Ses amis politiques deviennent des amis intimes : DECAZES, ROYER-COLLARD, GUIZOT. Avec les deux derniers, il combat sous Charles X les excès du cléricalisme. La diplomatie le met en contact avec de grands noms européens : à TURIN il encourage le jeune CAVOUR, WELLINGTON admire les Barante.
Prosper de Barante a été un grand voyageur, le mot "tourisme" n’apparaît qu’en 1841 dans la langue française. À cette date, pour des missions administratives ou diplomatiques, notre homme a été envoyé par Napoléon en Espagne en 1805, à DANTZIG et VARSOVIE en 1836 ; Prosper y retourne en 1838 en passant par la Grèce et la Turquie. Le Roi de Grèce le décore, le Sultan le fête à CONSTANTINOPLE. Il se rend à ODESSA, reste deux mois en Crimée. Quand il se retire à Barante, que de souvenirs ! Là aussi, il laisse son empreinte : en 1842 le château de Barante est en proie à un incendie. Dès 1843, il le fait complètement reconstruire, avec les pierres du château ruiné de LOLLIERE. C’est ce que nous voyons de nos jours.
Au XVIII° siècle, quelques écrivains ou voyageurs avaient esquissé l’Histoire de Thiers : CHABROL, 1786, DULAURE, 1789, DOMAIRON, 1790, LEGRAND D’AUSSY, 1795 (voir Bulletin de la Société d’Études locales de Thiers, 2007, n°43). En 1848, Prosper de Barante introduit des notices sur Riom et Thiers dans un ouvrage collectif. Elles sont rééditées dans son livre Études historiques et biographiques, 1857, tome II. En 14 pages, il étudie Thiers, avec la clarté et la précision habituelles. Il y joint une petite touche littéraire, dont il ne pouvait deviner les conséquences. "J’approche d’une petite ville ; elle est située à mi-côte ; une rivière baigne ses murs, et coule ensuite dans une belle prairie.... Je la vois sous un jour si favorable que je compte ses tours et ses clochers ; elle me paraît peinte sur la colline".
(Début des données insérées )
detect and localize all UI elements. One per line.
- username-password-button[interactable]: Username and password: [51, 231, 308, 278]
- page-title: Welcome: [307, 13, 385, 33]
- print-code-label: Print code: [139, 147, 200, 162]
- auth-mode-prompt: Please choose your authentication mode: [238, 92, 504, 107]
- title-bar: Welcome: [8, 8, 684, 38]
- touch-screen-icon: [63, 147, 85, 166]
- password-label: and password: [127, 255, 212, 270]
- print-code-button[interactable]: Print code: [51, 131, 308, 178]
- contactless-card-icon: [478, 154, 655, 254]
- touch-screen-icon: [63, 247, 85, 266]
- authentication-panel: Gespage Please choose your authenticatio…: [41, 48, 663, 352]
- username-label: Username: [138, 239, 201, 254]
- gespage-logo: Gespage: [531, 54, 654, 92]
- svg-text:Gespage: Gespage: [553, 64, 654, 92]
Lisons la suite, que beaucoup n’ont pas pris la peine de relever : "LA BRUYÈRE n’avait point vu la ville de Thiers ; tel est pourtant l’aspect qu’elle présente au voyageur". Il s’agit donc d’une citation des Caractères, 1696 dans son édition définitive. Les Thiernois auraient été moins pressés d’identifier ce tableau à celui de leur cité, s’ils avaient su la suite. Le moraliste montre que sous ces dehors idylliques, cette toute petite ville est gâtée par la désunion, "les caquets, les mensonges et la médisance". Cependant, la légende de LA BRUYÈRE à Thiers est maintenant si bien ancrée qu’à l’Office de Tourisme de Thiers, place du Pirou, on distribue une brochure où il est affirmé que LA BRUYÈRE figure dans les personnalités qui ont séjourné dans notre cité, où en réalité, chacun le sait, règnent l’entr’aide et la concorde.
Nous connaissons sa vie par le menu grâce à ses archives et ses écrits, rassemblés par ses descendants. Mais bien sûr, des écrivains se sont intéressés à lui, c’est ainsi qu’Anatole FRANCE a retracé sa jeunesse. Plus près de nous, notre compatriote auvergnat Marcel LAURENT, l’érudit de SAINT-LAURE, lui consacre en 1972 une fine analyse dans son ouvrage Prosper de Barante et Madame de STAËL. Signalons enfin un pavé de 1005 pages solidement relié, qui, dans une orthographe déroutante, suit pas à pas l’homme politique, diplomate et historien.